I’m a neuropsychology fellow looking for some recommendations for literature. We recently saw a patient with slightly reduced inferior basal temporal and cerebellar hypometabolism on FDG-PET concerned about cognitive decline. I’m familiar with patterns suggestive of other dementias but this is out of my wheel house.

Can anyone recommend literature on such a pattern, either degenerative or developmental, that might be consistent with such findings?

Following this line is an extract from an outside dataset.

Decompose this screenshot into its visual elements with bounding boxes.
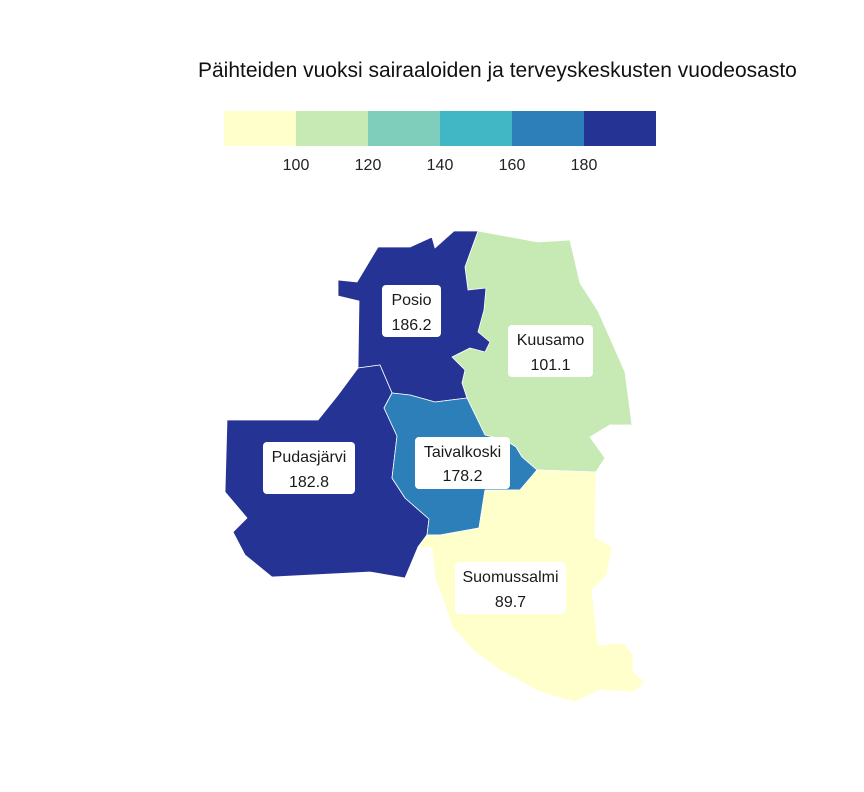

As far as i know, there is no known condition with just temporal and cerebellar hypo metabolism. Temporal hypometabolism can be seen in AD, FTD, PCA etc. Cerebellar hypo metabolism can be seen with chronic alcohol abuse, antiepileptic use etc. Sometimes secondary cerebellar hypo metabolism can be seen with primary Basal ganglia or frontal disorders.

PSP (Cerebellar variant) could theoretically cause cerebellar hypo metabolism esp unilateral.

Also, hypometabolism can be seen if there is a structural damage like stroke/encephal (?Vascular dementia), calcification etc. So compare with MRI brain and clinical history.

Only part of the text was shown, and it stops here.